Adi Shankaracharya went on to establish four monasteries in four corners of India to unite the people dwelling here with a unique emotional strand
shekhar yadav
shekhar yadav

Some of the earliest memories I have are of my mother reciting the Bhaj Govindam Stotra composed by Adi Shankaracharya, “Angam galitam mundam palitam darshan vinanam jatam tundam vriddho yadi grihitva dandam tadapi na munchati asha pindam. Bhaj Govindam Bhaj Govindam Govindam Bhaj Moorhmate!” Decades later I had the good fortune of listening to MS Subbulakshmi conclude one of her recitals with an electrifying rendering of the same bhajan. Now in the eighth decade of my life the verses have acquired a special poignancy. But I digress. 

Pavan Varma has inter-woven personal memoir, evocative travelogue and anecdotage with meticulously researched intellectual history to introduce the readers to one of the most fascinating Indians who ever lived. Shankaracharya had renounced the world in adolescence and travelled on foot from Kerala to Kedarnath engaging on his way some of the sharpest minds in philosophical debate converting them to the way of Advaita Vedanta that he propounded. 

More than 1,300 years after Shankaracharya, another young mendicant undertook a foot march traversing the length of this country almost following in his predecessor’s footsteps.
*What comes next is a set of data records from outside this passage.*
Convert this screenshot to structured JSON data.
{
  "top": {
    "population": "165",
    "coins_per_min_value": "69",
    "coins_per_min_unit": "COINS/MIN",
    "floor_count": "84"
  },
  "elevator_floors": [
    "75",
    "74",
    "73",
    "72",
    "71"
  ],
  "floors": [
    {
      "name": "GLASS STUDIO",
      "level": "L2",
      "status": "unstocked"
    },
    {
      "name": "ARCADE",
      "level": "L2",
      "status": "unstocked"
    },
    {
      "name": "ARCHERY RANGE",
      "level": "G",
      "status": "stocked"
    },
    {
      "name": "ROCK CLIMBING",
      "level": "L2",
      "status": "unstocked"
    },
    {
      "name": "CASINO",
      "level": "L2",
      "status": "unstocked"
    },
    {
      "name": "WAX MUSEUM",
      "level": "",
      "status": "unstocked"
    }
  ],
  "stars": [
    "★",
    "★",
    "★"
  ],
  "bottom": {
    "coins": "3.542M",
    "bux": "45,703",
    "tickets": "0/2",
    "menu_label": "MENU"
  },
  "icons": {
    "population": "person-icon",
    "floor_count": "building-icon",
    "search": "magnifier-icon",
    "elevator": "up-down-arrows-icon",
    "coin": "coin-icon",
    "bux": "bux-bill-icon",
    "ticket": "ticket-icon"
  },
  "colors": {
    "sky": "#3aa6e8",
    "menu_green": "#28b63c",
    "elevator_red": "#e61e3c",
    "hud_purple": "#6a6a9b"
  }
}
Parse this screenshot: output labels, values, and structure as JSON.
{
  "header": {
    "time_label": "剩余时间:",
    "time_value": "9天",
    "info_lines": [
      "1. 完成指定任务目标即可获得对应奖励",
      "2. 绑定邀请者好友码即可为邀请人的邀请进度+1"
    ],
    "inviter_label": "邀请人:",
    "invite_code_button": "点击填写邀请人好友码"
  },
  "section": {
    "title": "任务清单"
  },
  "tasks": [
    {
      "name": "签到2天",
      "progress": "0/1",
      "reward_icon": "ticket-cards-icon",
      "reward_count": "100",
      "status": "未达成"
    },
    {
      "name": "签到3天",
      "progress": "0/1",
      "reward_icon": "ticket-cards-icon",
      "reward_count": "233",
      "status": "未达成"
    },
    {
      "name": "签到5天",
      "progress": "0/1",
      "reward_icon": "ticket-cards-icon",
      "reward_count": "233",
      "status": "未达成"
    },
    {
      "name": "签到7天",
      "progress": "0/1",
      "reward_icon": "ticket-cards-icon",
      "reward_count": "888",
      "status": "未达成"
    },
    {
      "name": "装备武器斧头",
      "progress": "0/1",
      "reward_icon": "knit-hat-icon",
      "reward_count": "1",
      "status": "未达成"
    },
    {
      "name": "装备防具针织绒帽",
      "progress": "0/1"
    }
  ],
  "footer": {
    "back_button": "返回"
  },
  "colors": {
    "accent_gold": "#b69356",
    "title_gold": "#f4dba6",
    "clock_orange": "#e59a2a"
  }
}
Vivekananda too proclaimed himself to be a Vedantin.  It has never been easy to separate legend and lore, myth and metaphor from verifiable fact. It is almost impossible to pierce the web of maya and reach the man who considered the world to be an illusion.

Before he died at the age of 32, Shankaracharya went on to establish four monasteries in four corners of India to unite the people dwelling here with a unique emotional strand.  It would be grossly unfair to label Adi Shankaracharya as a dazzling ‘Hindu’ sectarian-debater who dramatically vanquished opponents belonging to different creeds. His legacy has to be revisited by all Indians as well as non-Indians to recognise his ‘greatness’, to use a cliché. 

Varma has produced a delightfully readable book that not only provides a biographical sketch but also sketches in broad bold strokes the context. He has succeeded admirably in catching the flavour of metaphysical debates and has been scrupulously fair to those who contested Shankaracharya’s concepts. In fact, this lucidly written volume can serve as an excellent introduction to Indian Philosophy from Vedic times through the period of Upanishads through teachings of the Buddha and Mahavir to Shankaracharya. It is amazing how particle physicists researching at the cutting edge have found correspondences with what the prescient teacher had proposed about the nature of cosmic reality.

But one does wish that the anthology section had included Sanskrit shlokas in Devnagari script. Transliterated Roman isn’t very easy on the eyes and fails to capture the musical cadences of the words. Pavan possesses a unique poetic sensibility, wears his scholarship lightly and blends this with his love for history to shed interesting light on a multifaceted personality who definitely deserves to be demythologised—particularly in these fraught times.